By narrowly focusing on the Asian American majority attending TJ, critics ignore the experiences of countless Asian Americans the current system fails. Lumping a substantial portion of the TJ student population under the broad umbrella term “Asian” erases the internal diversity within the Asian community. Reforming TJ admissions is an opportunity to expand access to local Asian student populations who are underserved, including girls, persons with disabilities, English language learners, refugees, and those from low-income families. For example, many TJ alumni cannot recall one classmate of Southeast Asian descent despite the substantial local population of Vietnamese Americans and other groups. Moreover, nearly 20% of Asian American FCPS students are economically disadvantaged, but only 2.1% of TJ students are low-income. Dr. Brabrand acknowledged during the town hall that some families pay up to $15,000 to give their children a leg up on the TJ application process. This is not a meritocracy nor is it acceptable for any public school designed to benefit the whole population, rather than just the privileged few.

“In line with best practices at other magnet schools and trends at top universities, the plan would eliminate a standardized test that is demonstrably preppable and prone to amplifying bias.”

Additionally, labelling equity reforms at a magnet high school as “anti-Asian racism” trivializes the myriad biases Asian communities face everyday. Asian Americans across the country are reporting violence or threats of violence as a result of others’ racist assumptions around COVID-19 risk and blame. Those with Asian heritage have long been subject to the “perpetual foreigner” myth and continue to be disproportionately doubted as American. Many Asian American immigrants also suffer from accent discrimination, lack of access to public services and programs as a result of language barriers, colorism where lighter skin is preferred over darker skin, the "bamboo ceiling", and more. To try and equate a genuine effort to make TJ more inclusive with serious racism faced by Asian Americans is a distortion of reality.

Beyond admissions, redefining merit must be part of improving the toxic culture in and around TJ, which unnecessarily harms all Asian American students. For some, rejection from TJ had long-term damaging effects on their emotional and mental health. For others, admittance was a pyrrhic victory that came at the cost of their elementary and middle school years spent on rigorous test prep to the exclusion of other activities. Still others graduate TJ ill-equipped as leaders and STEM problem-solvers in diverse universities and workplaces as a result of their narrow and exclusionary high school education. As part of the reform process, FCPS and the TJ administration must consider the whole system of which admissions is only one part.

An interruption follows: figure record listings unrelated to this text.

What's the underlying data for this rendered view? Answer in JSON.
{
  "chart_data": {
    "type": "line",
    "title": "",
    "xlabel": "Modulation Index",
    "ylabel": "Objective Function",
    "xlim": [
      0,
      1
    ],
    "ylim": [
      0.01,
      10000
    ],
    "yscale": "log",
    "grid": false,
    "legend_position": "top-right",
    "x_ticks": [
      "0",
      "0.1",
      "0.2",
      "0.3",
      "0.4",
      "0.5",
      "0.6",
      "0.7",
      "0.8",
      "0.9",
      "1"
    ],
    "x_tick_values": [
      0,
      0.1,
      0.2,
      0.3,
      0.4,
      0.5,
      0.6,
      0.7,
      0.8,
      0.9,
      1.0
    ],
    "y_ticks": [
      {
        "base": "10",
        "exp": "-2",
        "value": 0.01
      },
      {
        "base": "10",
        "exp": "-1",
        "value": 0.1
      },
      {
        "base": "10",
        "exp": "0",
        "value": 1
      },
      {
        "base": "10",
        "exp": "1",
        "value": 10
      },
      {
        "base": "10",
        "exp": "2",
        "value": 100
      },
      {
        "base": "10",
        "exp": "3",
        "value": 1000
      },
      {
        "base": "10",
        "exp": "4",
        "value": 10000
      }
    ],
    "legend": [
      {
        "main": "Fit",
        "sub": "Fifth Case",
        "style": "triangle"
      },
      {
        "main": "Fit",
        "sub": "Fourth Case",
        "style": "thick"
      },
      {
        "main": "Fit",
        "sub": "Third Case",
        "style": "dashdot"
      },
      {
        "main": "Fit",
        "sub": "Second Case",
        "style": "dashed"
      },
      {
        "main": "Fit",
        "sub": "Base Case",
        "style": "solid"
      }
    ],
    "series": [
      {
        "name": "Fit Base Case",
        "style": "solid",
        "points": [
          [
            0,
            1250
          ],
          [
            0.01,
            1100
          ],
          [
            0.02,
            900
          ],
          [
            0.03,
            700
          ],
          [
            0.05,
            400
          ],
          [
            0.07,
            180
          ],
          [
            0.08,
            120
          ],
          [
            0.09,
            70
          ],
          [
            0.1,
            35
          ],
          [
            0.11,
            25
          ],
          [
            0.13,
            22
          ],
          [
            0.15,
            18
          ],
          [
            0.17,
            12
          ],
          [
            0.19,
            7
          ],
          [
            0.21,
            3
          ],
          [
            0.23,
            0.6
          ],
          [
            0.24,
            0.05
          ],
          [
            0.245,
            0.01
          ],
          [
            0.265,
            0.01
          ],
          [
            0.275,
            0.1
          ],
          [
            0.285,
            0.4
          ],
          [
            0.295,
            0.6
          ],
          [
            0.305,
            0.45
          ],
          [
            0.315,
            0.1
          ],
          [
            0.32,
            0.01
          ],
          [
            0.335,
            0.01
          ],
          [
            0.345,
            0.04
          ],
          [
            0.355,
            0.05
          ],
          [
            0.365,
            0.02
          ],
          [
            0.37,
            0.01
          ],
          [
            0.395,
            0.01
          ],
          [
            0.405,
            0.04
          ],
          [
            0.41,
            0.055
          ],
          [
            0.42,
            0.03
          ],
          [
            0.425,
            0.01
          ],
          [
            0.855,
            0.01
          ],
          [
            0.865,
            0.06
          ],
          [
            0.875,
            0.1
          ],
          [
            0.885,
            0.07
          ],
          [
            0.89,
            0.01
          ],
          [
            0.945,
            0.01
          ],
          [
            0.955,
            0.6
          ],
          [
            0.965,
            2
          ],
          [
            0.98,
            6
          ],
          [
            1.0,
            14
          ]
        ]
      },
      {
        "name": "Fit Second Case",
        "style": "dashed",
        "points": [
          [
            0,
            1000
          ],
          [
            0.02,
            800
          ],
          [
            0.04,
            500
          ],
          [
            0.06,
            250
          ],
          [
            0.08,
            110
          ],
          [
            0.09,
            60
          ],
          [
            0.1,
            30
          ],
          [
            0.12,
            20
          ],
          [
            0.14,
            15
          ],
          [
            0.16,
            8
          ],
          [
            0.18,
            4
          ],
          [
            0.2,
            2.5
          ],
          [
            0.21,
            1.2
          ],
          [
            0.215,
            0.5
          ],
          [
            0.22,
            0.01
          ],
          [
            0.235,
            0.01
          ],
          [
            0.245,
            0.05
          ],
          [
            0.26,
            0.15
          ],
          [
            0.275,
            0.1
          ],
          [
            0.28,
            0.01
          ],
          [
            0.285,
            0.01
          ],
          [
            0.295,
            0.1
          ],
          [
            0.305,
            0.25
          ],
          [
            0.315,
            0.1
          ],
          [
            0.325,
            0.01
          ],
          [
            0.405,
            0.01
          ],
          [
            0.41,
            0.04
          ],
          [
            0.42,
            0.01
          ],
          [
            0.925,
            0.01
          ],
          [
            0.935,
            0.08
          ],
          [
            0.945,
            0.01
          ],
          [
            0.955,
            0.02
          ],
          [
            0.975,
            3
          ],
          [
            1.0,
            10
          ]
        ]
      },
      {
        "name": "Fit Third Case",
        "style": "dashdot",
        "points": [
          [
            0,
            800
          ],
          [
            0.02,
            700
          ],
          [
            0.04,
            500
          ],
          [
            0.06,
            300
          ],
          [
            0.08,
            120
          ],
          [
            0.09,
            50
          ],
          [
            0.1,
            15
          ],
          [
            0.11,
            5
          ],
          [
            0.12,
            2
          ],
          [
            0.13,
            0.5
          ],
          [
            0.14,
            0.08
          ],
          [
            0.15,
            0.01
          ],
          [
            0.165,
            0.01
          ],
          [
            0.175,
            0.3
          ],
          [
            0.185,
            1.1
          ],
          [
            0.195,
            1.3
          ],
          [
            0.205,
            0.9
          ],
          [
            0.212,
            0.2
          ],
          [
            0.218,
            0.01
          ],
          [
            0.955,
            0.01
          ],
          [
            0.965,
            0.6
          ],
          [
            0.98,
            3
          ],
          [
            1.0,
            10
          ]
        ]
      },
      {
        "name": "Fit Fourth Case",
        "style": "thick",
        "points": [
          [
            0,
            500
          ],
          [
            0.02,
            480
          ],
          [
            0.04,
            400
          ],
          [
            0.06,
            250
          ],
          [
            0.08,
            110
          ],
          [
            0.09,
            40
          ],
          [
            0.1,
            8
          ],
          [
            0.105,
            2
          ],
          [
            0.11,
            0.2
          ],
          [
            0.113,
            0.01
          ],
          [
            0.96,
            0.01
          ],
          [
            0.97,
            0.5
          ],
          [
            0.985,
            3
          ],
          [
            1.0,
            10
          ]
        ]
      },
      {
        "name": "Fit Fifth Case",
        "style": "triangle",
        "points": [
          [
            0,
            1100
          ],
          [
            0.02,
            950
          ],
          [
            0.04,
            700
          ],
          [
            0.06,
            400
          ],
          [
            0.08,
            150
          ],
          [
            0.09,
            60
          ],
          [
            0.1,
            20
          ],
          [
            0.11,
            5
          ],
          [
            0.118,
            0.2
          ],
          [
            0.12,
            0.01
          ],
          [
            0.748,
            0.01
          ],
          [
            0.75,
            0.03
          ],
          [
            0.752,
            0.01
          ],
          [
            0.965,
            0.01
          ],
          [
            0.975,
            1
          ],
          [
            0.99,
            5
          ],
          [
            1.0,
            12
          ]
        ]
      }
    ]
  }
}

Presently, the Commonwealth of Virginia, Fairfax County Public Schools, and other stakeholders have an extraordinary chance to do right for all young people in Northern Virginia by pursuing TJ reform that seeks to address the long-standing exclusion of too many in our communities. TJAAG and NAKASEC VA look forward to TJ, FCPS, and Governor Northam following through on their commitments and enacting real, lasting change.

This letter is submitted by the TJ Alumni Action Group (TJAAG) and the National Korean American Service & Education Consortium of Virginia (NAKASEC VA).